The biological perspective of personality
The biological perspective of personality articulates that all our feelings, thoughts, and behavior are related to a biological cause. The perspective believes that most of our behavior is inherited with evolutionary function. It is mainly concerned with how or why personality traits show up through biology. The biological factors might include things such as the nervous system and physical condition.
The biological perspective has two main processes that people use to learn from the environment. The method includes classical conditioning and operant conditioning. Classical conditioning entails learning through association, while operant condition involves learning from behavioral consequences. Hans Eysenck and Ivan Pavlov highly contributed to the study of the biological perspective of personality. Hans Eysenck was a psychologist who believed that genetics is the primary determinant of our personality, but conditioning is a great contributor, which is the source of individual differences.
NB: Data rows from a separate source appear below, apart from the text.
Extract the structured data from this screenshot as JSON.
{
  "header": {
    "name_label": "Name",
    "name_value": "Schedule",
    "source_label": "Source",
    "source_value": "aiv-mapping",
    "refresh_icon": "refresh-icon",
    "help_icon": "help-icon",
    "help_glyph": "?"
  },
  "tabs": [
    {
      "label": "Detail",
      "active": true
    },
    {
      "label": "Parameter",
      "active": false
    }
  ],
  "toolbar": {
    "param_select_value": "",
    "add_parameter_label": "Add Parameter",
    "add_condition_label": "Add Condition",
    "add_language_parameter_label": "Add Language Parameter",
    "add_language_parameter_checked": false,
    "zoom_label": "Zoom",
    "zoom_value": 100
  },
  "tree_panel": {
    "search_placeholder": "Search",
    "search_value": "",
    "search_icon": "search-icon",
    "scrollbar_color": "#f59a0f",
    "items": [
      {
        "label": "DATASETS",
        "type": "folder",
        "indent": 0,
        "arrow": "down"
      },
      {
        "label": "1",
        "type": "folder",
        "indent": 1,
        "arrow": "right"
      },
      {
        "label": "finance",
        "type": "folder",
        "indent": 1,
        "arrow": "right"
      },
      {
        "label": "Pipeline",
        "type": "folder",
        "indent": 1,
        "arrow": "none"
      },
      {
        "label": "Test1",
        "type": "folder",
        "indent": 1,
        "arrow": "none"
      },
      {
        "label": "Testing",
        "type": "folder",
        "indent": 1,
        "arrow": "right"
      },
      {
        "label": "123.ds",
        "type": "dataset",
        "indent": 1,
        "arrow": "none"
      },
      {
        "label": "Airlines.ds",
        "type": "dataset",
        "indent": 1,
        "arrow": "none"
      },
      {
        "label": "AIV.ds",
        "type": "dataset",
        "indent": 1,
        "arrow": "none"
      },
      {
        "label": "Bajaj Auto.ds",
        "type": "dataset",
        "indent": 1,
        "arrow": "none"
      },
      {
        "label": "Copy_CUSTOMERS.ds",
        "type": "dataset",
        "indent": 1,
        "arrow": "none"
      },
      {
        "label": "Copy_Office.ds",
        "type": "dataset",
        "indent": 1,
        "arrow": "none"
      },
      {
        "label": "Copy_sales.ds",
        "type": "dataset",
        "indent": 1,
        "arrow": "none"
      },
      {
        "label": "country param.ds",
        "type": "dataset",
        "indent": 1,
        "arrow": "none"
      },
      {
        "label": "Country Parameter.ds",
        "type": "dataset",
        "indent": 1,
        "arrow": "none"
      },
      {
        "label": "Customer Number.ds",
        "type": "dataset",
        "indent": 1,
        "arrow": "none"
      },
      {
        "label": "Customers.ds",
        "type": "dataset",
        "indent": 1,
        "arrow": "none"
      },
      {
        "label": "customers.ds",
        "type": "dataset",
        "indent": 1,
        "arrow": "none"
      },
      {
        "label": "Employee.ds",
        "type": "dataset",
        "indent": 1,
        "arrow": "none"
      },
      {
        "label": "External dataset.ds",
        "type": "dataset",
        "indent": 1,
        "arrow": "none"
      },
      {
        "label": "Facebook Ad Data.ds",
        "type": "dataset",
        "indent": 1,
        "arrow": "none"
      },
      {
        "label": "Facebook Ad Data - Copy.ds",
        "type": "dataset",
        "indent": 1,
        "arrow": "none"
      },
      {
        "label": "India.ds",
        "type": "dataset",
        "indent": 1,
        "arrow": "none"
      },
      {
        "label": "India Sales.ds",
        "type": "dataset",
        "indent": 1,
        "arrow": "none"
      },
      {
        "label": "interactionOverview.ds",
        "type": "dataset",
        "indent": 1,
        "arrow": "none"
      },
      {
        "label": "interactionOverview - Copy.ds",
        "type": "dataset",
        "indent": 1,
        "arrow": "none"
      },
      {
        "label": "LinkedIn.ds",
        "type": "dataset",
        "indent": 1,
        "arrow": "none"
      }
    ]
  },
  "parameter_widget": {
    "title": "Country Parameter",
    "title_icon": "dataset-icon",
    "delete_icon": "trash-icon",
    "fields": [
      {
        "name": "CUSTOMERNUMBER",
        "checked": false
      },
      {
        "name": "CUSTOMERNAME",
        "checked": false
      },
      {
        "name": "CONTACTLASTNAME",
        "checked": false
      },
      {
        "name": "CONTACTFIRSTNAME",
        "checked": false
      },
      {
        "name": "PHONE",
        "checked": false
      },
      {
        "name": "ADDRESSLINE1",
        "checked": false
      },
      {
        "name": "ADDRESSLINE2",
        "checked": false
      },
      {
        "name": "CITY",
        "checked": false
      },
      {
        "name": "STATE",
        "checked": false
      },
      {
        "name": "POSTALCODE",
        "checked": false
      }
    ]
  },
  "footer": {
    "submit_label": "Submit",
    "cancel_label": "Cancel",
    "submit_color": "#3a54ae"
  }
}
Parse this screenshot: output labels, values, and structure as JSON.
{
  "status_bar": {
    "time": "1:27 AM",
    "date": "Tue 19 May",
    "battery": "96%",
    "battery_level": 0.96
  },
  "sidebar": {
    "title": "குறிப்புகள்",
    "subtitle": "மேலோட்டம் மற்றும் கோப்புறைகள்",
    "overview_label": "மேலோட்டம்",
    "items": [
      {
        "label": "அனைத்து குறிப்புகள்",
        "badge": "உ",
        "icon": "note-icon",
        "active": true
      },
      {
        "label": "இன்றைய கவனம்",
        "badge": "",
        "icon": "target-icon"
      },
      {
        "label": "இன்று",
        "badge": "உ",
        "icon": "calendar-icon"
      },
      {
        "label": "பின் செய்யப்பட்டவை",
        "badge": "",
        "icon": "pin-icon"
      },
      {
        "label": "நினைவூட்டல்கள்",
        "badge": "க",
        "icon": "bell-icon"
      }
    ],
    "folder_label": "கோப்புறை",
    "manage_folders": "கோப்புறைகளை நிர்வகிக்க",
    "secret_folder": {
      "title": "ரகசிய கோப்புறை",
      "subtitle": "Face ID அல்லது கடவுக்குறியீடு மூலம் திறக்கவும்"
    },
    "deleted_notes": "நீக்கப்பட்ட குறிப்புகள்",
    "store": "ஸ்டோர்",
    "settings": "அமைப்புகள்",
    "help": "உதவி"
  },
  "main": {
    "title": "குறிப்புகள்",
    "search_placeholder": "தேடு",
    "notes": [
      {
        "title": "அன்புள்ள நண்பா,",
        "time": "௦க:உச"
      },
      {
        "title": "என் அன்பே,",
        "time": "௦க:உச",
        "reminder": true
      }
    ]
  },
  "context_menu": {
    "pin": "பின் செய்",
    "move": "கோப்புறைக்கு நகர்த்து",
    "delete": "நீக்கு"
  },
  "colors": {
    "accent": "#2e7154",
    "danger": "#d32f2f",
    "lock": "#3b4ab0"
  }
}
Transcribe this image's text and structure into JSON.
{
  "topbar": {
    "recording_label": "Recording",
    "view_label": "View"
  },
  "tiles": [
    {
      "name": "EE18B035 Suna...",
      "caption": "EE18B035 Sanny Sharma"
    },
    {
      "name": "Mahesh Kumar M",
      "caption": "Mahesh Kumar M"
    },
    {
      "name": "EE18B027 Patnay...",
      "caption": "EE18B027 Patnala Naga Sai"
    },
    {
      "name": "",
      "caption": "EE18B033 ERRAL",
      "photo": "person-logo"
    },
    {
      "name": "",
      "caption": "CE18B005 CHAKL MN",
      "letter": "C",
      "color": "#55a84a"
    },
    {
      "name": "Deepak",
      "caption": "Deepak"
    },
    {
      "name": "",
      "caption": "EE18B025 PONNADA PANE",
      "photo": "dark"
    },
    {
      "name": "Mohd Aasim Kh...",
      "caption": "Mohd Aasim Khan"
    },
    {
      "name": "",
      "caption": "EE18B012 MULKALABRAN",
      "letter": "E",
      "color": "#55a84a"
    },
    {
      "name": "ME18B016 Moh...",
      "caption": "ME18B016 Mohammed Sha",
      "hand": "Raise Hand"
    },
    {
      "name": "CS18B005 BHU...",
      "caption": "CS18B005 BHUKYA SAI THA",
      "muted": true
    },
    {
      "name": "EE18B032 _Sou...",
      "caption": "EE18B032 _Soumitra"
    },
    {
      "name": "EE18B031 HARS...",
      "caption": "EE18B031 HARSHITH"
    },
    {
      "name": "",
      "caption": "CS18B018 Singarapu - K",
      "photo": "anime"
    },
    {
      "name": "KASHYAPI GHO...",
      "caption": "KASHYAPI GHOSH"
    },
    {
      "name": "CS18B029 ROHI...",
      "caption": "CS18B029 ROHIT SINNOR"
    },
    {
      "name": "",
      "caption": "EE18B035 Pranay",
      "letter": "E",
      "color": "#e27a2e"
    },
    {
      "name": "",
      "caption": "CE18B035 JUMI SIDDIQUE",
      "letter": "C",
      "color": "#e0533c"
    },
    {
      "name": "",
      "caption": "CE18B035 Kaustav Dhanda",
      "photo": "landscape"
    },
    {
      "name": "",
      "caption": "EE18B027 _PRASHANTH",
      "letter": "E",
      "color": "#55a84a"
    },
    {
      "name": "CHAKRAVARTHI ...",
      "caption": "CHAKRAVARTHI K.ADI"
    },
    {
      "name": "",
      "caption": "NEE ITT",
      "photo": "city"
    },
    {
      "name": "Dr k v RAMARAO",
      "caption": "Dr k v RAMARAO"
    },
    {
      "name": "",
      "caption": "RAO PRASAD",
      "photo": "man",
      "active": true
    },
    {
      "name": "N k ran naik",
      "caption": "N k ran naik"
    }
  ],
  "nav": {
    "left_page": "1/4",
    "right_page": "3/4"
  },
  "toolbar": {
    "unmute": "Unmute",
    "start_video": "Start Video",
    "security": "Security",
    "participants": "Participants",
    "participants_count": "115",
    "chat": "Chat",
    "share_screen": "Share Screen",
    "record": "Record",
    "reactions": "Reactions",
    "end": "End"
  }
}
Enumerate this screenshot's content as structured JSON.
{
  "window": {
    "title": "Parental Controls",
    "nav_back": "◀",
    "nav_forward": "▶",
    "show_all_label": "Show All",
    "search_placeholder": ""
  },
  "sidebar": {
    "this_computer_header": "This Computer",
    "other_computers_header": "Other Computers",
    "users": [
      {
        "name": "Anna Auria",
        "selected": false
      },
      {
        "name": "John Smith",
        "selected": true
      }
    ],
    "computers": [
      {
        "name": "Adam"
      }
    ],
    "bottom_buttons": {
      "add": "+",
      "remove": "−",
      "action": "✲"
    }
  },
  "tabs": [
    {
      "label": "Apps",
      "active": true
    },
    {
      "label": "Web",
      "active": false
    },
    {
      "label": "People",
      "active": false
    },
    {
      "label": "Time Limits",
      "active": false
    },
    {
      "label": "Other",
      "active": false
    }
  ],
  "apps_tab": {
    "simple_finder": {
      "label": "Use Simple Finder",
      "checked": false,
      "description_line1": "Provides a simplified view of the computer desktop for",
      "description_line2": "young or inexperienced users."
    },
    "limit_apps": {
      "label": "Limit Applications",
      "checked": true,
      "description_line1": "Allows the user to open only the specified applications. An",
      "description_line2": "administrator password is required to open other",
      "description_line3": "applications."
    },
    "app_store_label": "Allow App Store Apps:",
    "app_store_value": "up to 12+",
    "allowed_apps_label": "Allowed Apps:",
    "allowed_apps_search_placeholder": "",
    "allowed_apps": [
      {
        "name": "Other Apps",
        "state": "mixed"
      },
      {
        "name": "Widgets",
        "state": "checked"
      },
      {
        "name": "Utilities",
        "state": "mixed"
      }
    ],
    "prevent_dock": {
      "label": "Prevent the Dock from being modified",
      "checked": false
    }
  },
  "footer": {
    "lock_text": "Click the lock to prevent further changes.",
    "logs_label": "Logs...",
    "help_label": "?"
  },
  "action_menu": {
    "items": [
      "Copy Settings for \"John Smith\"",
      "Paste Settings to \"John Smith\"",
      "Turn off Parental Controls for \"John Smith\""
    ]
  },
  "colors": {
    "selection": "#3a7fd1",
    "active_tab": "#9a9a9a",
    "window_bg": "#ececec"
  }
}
He used the heritability study, which shows how much trait variation in a population can be related to the gene to prove a biological cause for the behavior. Classical conditioning was conducted by Pavlov, who surveyed his dogs. He rang the bell anytime he used to give the dog food. After doing that for a while, he rang a bell without providing food for the dogs, and their saliva increased. He realized that the food he was giving to the dog was the stimulus, and it triggered the release of saliva, which is an unconditioned response. Therefore, the dogs related the lab assistance with the food and thus developed an erudite conditioned response.
In conclusion, this perspective believes that genes play a key role in defining how we behave, feel, and think. It proposes classical conditioning and operant conditioning as the forms for learning in the environment. Eysenck showed that hormone level, together with environmental factors, influences someone’s personality. Pavlov showed how neutral stimuli could result in natural reflex.